In 2004, he was inducted into the federal cabinet of Prime Minister Shaukat Aziz and was appointed as Federal Minister for Labour and Manpower.

He ran for the seat of the National Assembly as a candidate of PML(Q) from NA-53 (Rawalpindi-IV) in the 2008 Pakistani general election, but was unsuccessful. He received 49,068 votes and lost the seat to Nisar Ali Khan, a candidate of the PML(N).

He was re-elected to the National Assembly as a candidate of Pakistan Tehreek-e-Insaf (PTI) from NA-53 (Rawalpindi-IV) in the 2013 Pakistani general election. He received 110,593 votes and defeated Nisar Ali Khan, a candidate of the PML(N).

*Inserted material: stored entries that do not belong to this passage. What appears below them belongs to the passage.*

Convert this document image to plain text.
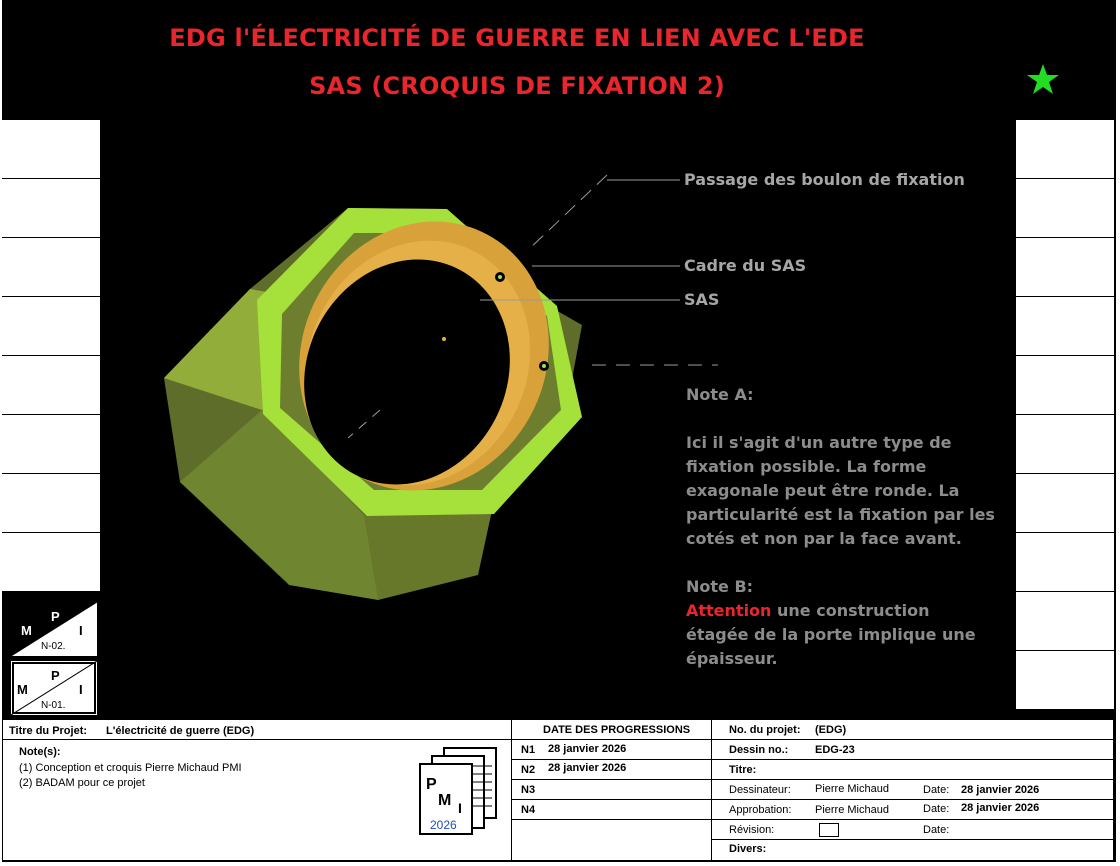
EDG l'ÉLECTRICITÉ DE GUERRE EN LIEN AVEC L'EDE
SAS (CROQUIS DE FIXATION 2)
Passage des boulon de fixation
Cadre du SAS
SAS
Note A:
Ici il s'agit d'un autre type de
fixation possible. La forme
exagonale peut être ronde. La
particularité est la fixation par les
cotés et non par la face avant.
Note B:
Attention une construction
étagée de la porte implique une
épaisseur.
M
P
I
N-02.
M
P
I
N-01.
Titre du Projet: L'électricité de guerre (EDG)
Note(s):
(1) Conception et croquis Pierre Michaud PMI
(2) BADAM pour ce projet	P
M I
2026
DATE DES PROGRESSIONS
N1 28 janvier 2026
N2 28 janvier 2026
N3
N4
No. du projet: (EDG)
Dessin no.: EDG-23
Titre:
Dessinateur: Pierre Michaud	Date: 28 janvier 2026
Approbation: Pierre Michaud	Date: 28 janvier 2026
Révision:	Date:
Divers:
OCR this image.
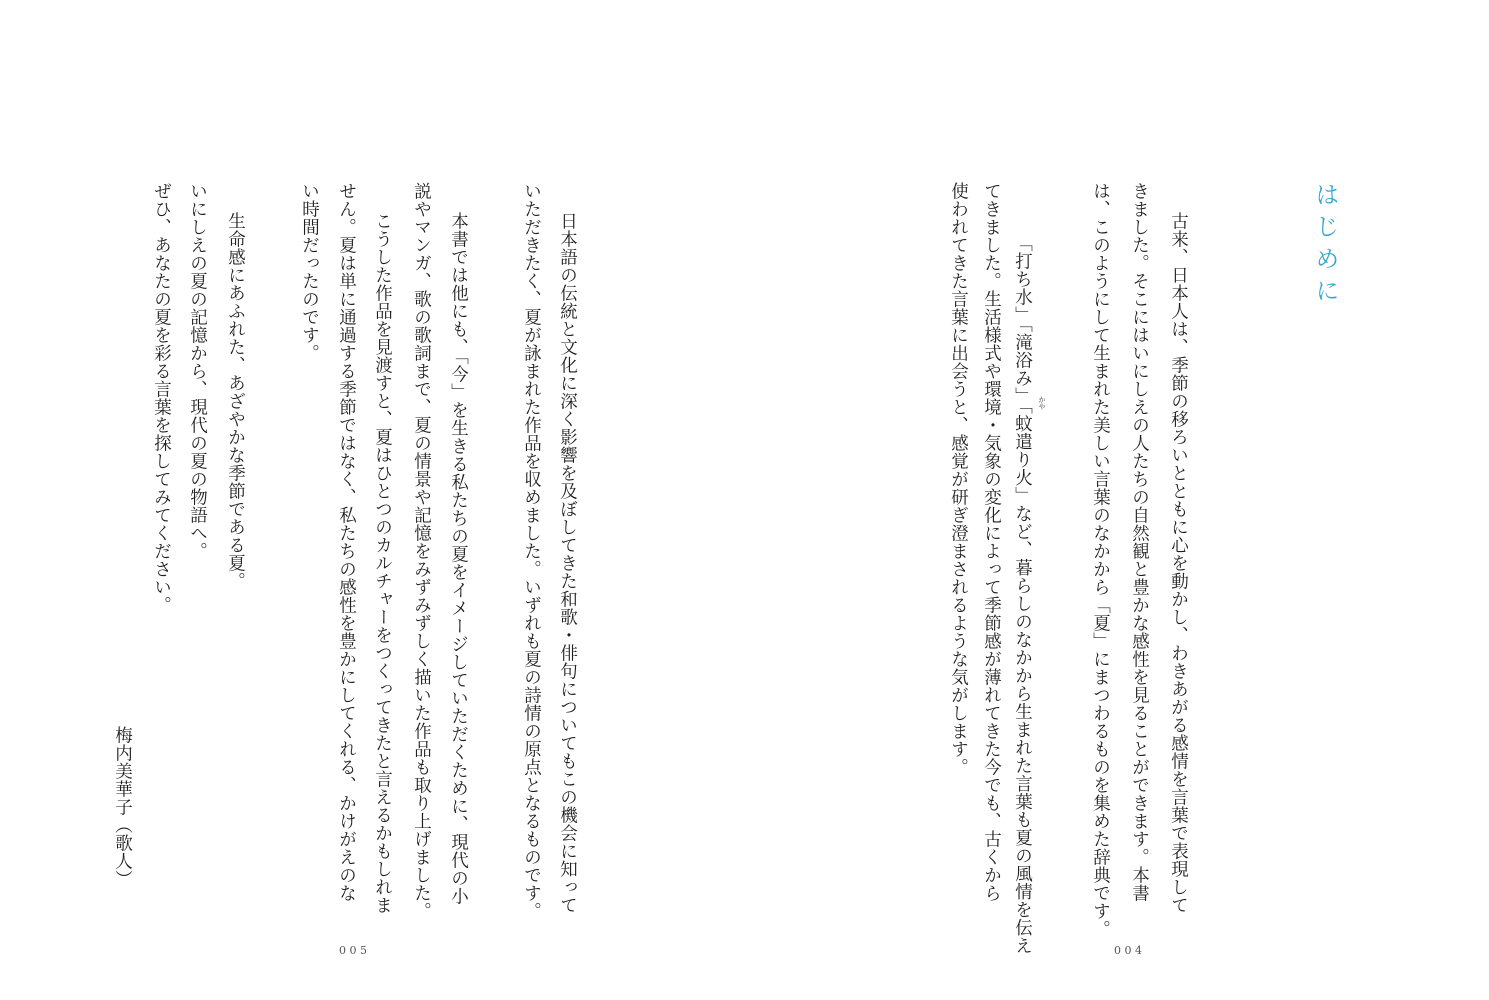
はじめに
古来、日本人は、季節の移ろいとともに心を動かし、わきあがる感情を言葉で表現して
きました。そこにはいにしえの人たちの自然観と豊かな感性を見ることができます。本書
は、このようにして生まれた美しい言葉のなかから「夏」にまつわるものを集めた辞典です。
「打ち水」「滝浴み」「蚊遣り火」など、暮らしのなかから生まれた言葉も夏の風情を伝え
てきました。生活様式や環境・気象の変化によって季節感が薄れてきた今でも、古くから
使われてきた言葉に出会うと、感覚が研ぎ澄まされるような気がします。	かや
004
日本語の伝統と文化に深く影響を及ぼしてきた和歌・俳句についてもこの機会に知って
いただきたく、夏が詠まれた作品を収めました。いずれも夏の詩情の原点となるものです。
本書では他にも、「今」を生きる私たちの夏をイメージしていただくために、現代の小
説やマンガ、歌の歌詞まで、夏の情景や記憶をみずみずしく描いた作品も取り上げました。
こうした作品を見渡すと、夏はひとつのカルチャーをつくってきたと言えるかもしれま
せん。夏は単に通過する季節ではなく、私たちの感性を豊かにしてくれる、かけがえのな
い時間だったのです。
生命感にあふれた、あざやかな季節である夏。
いにしえの夏の記憶から、現代の夏の物語へ。
ぜひ、あなたの夏を彩る言葉を探してみてください。
梅内美華子（歌人）
005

He was re-elected to the National Assembly as a candidate of PTI from NA-59 (Rawalpindi-III) and from NA-63 (Rawalpindi-VII) in the 2018 Pakistani general election. Following his election, he decided to retain the NA-59 (Rawalpindi-III) seat and abandon the NA-63 (Rawalpindi-VII) seat.

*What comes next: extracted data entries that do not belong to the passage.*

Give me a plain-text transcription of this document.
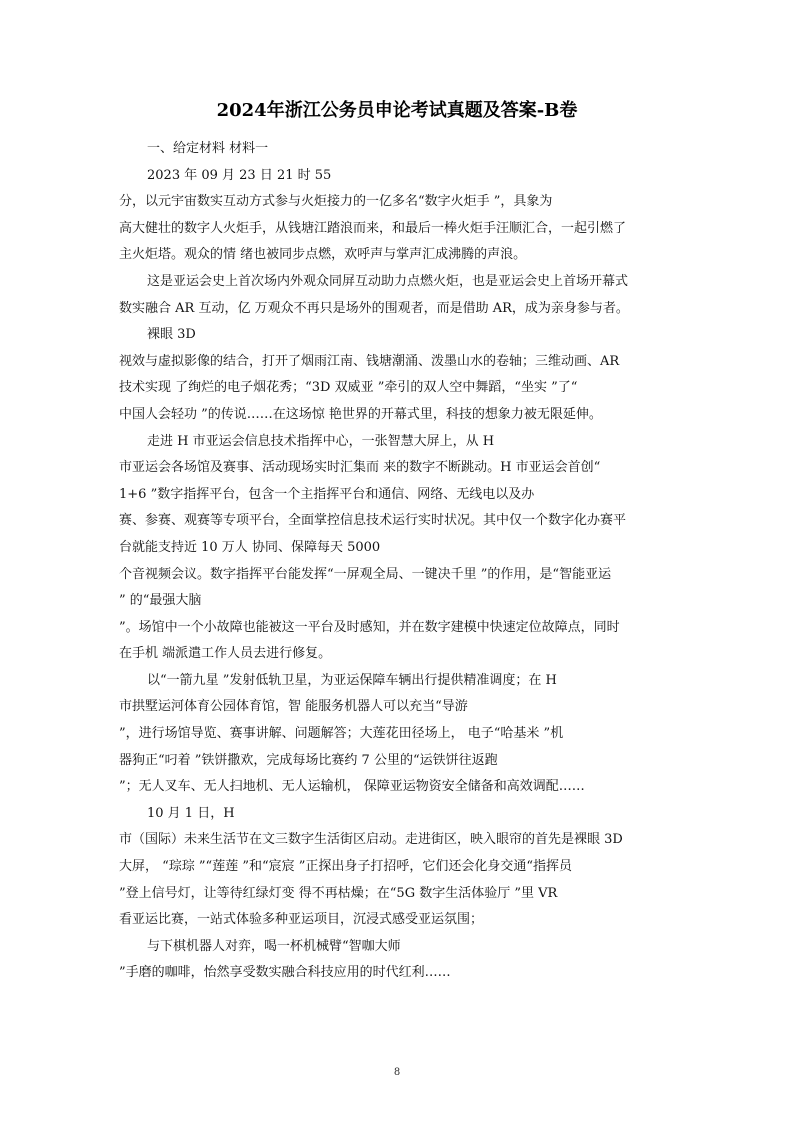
2024年浙江公务员申论考试真题及答案-B卷
一、给定材料 材料一
2023 年 09 月 23 日 21 时 55
分，以元宇宙数实互动方式参与火炬接力的一亿多名“数字火炬手 ”，具象为
高大健壮的数字人火炬手，从钱塘江踏浪而来，和最后一棒火炬手汪顺汇合，一起引燃了
主火炬塔。观众的情 绪也被同步点燃，欢呼声与掌声汇成沸腾的声浪。
这是亚运会史上首次场内外观众同屏互动助力点燃火炬，也是亚运会史上首场开幕式
数实融合 AR 互动，亿 万观众不再只是场外的围观者，而是借助 AR，成为亲身参与者。
裸眼 3D
视效与虚拟影像的结合，打开了烟雨江南、钱塘潮涌、泼墨山水的卷轴；三维动画、AR
技术实现 了绚烂的电子烟花秀；“3D 双威亚 ”牵引的双人空中舞蹈，“坐实 ”了“
中国人会轻功 ”的传说……在这场惊 艳世界的开幕式里，科技的想象力被无限延伸。
走进 H 市亚运会信息技术指挥中心，一张智慧大屏上，从 H
市亚运会各场馆及赛事、活动现场实时汇集而 来的数字不断跳动。H 市亚运会首创“
1+6 ”数字指挥平台，包含一个主指挥平台和通信、网络、无线电以及办
赛、参赛、观赛等专项平台，全面掌控信息技术运行实时状况。其中仅一个数字化办赛平
台就能支持近 10 万人 协同、保障每天 5000
个音视频会议。数字指挥平台能发挥“一屏观全局、一键决千里 ”的作用，是“智能亚运
” 的“最强大脑
”。场馆中一个小故障也能被这一平台及时感知，并在数字建模中快速定位故障点，同时
在手机 端派遣工作人员去进行修复。
以“一箭九星 ”发射低轨卫星，为亚运保障车辆出行提供精准调度；在 H
市拱墅运河体育公园体育馆，智 能服务机器人可以充当“导游
”，进行场馆导览、赛事讲解、问题解答；大莲花田径场上， 电子“哈基米 ”机
器狗正“叼着 ”铁饼撒欢，完成每场比赛约 7 公里的“运铁饼往返跑
”；无人叉车、无人扫地机、无人运输机， 保障亚运物资安全储备和高效调配……
10 月 1 日，H
市（国际）未来生活节在文三数字生活街区启动。走进街区，映入眼帘的首先是裸眼 3D
大屏， “琮琮 ”“莲莲 ”和“宸宸 ”正探出身子打招呼，它们还会化身交通“指挥员
”登上信号灯，让等待红绿灯变 得不再枯燥；在“5G 数字生活体验厅 ”里 VR
看亚运比赛，一站式体验多种亚运项目，沉浸式感受亚运氛围；
与下棋机器人对弈，喝一杯机械臂“智咖大师
”手磨的咖啡，怡然享受数实融合科技应用的时代红利……
8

On 18 August, Imran Khan formally announced his federal cabinet structure and Khan was named as Minister for Petroleum. On 20 August 2018, he was sworn in as Federal Minister for Petroleum in the federal cabinet of Prime Minister Imran Khan.

On 18 April 2018 he resigned as Minister for Petroleum on Imran Khan's orders after a major cabinet reshuffle. There were rumors that he would leave PTI but he denied the rumors, later he was appointed the Federal Minister for Aviation. On 10 April 2022, after the success of the no-confidence motion against Imran Khan, the Cabinet dissolved and he ceased to be the Federal Minister for Aviation.

He resigned from the National Assembly soon after, along with most of the other PTI MNAs. His resignation was accepted on 17 January 2023.

On 22 June 2023, he left the PTI due to the 2023 Pakistani protests.

On 31 October 2023, he joined the Istehkam-e-Pakistan Party (IPP).